このときは、一度冷静に考えてほしいと思います。
「特待生」という言葉には強い魅力がある
特待生という言葉には、
「選ばれた」「評価された」「お得に進学できる」
という、かなり強い魅力があります。
生徒本人にとっても、
「自分を高く評価してくれた学校」
には好感を持ちやすいでしょう。
それ自体は決して悪いことではありません。
ただし、高校入試のゴールは、
特待生になることではありません。
高校へ入ったあと、
どのような3年間を送り、その先の進路につなげるのか。
こちらの方がずっと大切です。
特待生は「プラス材料」として考える
私たちが高校選びについて相談を受けたとき、特待制度があること自体を否定することはありません。
むしろ、
本人に合っている学校+希望する進路にも合っている+通学にも問題がない+さらに特待制度も利用できる
のであれば、とても良い選択です。
ただ、
「特待だから行く」のではなく、「行きたい学校で、さらに特待も付いた」
という順番で考えてほしいと思っています。
高校選びは、金額だけで決める買い物ではありません。
子どもが3年間を過ごし、その後の大学進学や就職にもつながっていく、大きな進路選択です。

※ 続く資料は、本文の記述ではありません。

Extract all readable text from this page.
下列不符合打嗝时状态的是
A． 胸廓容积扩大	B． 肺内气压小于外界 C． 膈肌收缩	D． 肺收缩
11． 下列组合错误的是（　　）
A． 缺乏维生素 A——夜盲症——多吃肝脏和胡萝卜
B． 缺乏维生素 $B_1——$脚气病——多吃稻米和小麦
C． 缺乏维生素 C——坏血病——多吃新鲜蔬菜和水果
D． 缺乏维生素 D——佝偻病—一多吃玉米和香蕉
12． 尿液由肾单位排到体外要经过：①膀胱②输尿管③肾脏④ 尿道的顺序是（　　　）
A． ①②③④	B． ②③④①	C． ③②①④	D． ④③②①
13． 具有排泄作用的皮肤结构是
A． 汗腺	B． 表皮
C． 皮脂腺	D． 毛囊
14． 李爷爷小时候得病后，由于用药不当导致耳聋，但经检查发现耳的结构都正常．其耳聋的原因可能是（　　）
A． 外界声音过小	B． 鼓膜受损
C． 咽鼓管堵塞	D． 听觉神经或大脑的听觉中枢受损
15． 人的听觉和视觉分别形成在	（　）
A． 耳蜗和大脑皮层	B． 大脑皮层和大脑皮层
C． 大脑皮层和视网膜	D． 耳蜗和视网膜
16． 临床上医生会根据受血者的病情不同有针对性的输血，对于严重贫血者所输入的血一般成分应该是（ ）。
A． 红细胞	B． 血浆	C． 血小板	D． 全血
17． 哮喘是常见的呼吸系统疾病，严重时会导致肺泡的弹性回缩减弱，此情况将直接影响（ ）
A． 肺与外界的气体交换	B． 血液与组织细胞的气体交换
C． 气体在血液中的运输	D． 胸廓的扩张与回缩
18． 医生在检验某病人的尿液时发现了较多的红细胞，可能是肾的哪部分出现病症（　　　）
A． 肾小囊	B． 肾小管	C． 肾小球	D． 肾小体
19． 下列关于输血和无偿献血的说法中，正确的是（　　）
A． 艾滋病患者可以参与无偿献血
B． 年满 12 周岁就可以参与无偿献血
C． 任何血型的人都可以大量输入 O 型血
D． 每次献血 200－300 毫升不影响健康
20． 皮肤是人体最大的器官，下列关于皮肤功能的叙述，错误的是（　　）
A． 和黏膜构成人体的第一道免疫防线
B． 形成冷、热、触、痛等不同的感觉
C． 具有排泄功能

これから私立高校の特待合格や奨学制度の話を聞く機会が増えてくると思います。
そんなときこそ、
「特待生だから」ではなく、「この学校で3年間過ごしたいか」
を、親子で一度考えてみてください。
特待生という制度は、高校選びの決め手ではなく、最後に加わるプラス材料くらいに考えるのが、ちょうどいいのではないかと思います。